Hurley founded YouTube in 2005 with Steve Chen and Jawed Karim. On October 9, 2006, Chen and Hurley sold YouTube to Google Inc. (now Alphabet) for $1.65 billion. It was reported in The Wall Street Journal that Hurley's share was $345.6M at Google's February 7, 2007, closing stock price of $470.01. He received 694,087 Google shares directly and another 41,232 shares in a trust.

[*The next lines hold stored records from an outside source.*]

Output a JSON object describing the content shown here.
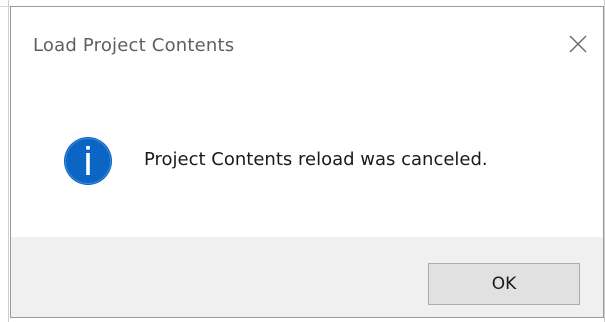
{
  "dialog": {
    "title": "Load Project Contents",
    "message": "Project Contents reload was canceled.",
    "icon": "info-icon",
    "close_icon": "close-icon",
    "ok_label": "OK"
  },
  "colors": {
    "title_text": "#5f5f5f",
    "info_icon_fill": "#0a65c4",
    "footer_background": "#f0f0f0",
    "button_background": "#e1e1e1",
    "button_border": "#adadad"
  }
}
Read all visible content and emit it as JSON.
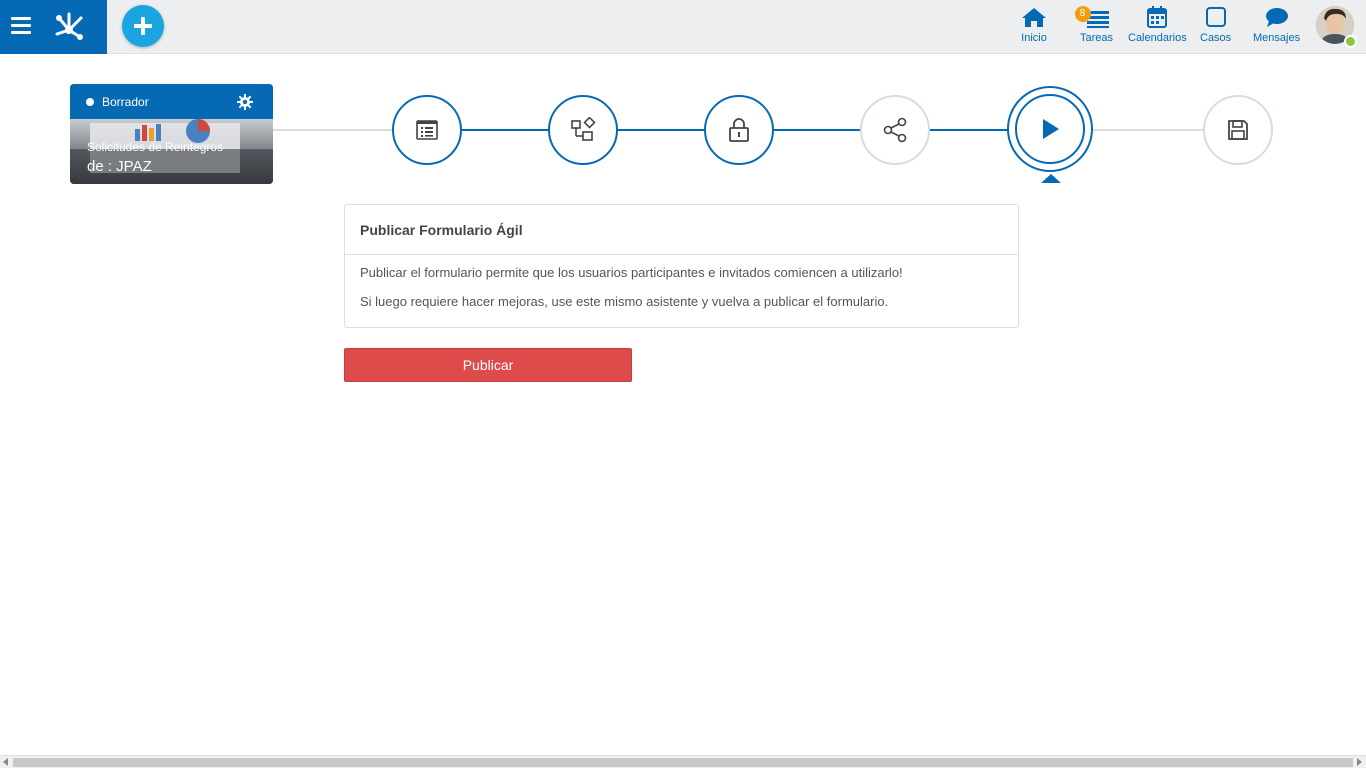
{
  "topbar": {
    "nav": [
      {
        "label": "Inicio",
        "icon": "home-icon"
      },
      {
        "label": "Tareas",
        "icon": "tasks-icon",
        "badge": "8"
      },
      {
        "label": "Calendarios",
        "icon": "calendar-icon"
      },
      {
        "label": "Casos",
        "icon": "cases-icon"
      },
      {
        "label": "Mensajes",
        "icon": "messages-icon"
      }
    ],
    "accent_color": "#0669b4",
    "add_color": "#1aa5e0"
  },
  "form_card": {
    "status": "Borrador",
    "title": "Solicitudes de Reintegros",
    "author": "de : JPAZ"
  },
  "stepper": {
    "steps": [
      {
        "icon": "form-icon",
        "state": "done"
      },
      {
        "icon": "shapes-icon",
        "state": "done"
      },
      {
        "icon": "lock-icon",
        "state": "done"
      },
      {
        "icon": "share-icon",
        "state": "todo"
      },
      {
        "icon": "play-icon",
        "state": "current"
      },
      {
        "icon": "save-icon",
        "state": "todo"
      }
    ]
  },
  "panel": {
    "title": "Publicar Formulario Ágil",
    "line1": "Publicar el formulario permite que los usuarios participantes e invitados comiencen a utilizarlo!",
    "line2": "Si luego requiere hacer mejoras, use este mismo asistente y vuelva a publicar el formulario."
  },
  "actions": {
    "publish_label": "Publicar",
    "publish_color": "#dd4b4b"
  }
}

YouTube's other two co-founders, Steve Chen and Jawed Karim, received 625,366 shares and 137,443 shares, respectively valued at $326.2M and $64.6M. The Journals report was based on Google's registration statement with SEC filed on February 7, 2007.

Hurley resigned as CEO of YouTube in October 2010 but stated he would remain as an advisor of YouTube. Salar Kamangar was appointed to the CEO position following Hurley's resignation.

=== MixBit ===
In August 2013, Hurley launched another company called MixBit, which provided video editing while using smartphones. According to Steve Chen, it was Hurley's idea to turn Avos into MixBit even before the inception of YouTube.

The app resembles other short-video recording smartphone apps such as Vine, Instagram and Vyclone. Its limit of recording stretches up to 256 clips, and each clip can be maximum 16 seconds long. It also features the editing tools similar to its other competitor apps.

=== Formula One ===
Hurley was involved as a major investor with US F1 Team, one of the new entrants in Formula One automobile racing for the 2010 season. On March 2, 2010, the team's personnel were dismissed from their duties and the team was unofficially shut down. Neither Hurley, team principal Ken Anderson nor sporting director Peter Windsor would comment on the team's failure to make it to the grid.

=== Investments ===
Hurley has made several investments. He is a minority owner of the NBA's Golden State Warriors and the MLS' Los Angeles Football Club.

On the January 25, 2021, Hurley announced on Twitter that he had become an investor at Leeds United, the English Premier League football club.

== Personal life ==
Hurley was formerly married to Kathy Clark, the daughter of Silicon Valley entrepreneur James H. Clark. They divorced in 2012. Hurley remarried in 2020 to Elise Walden.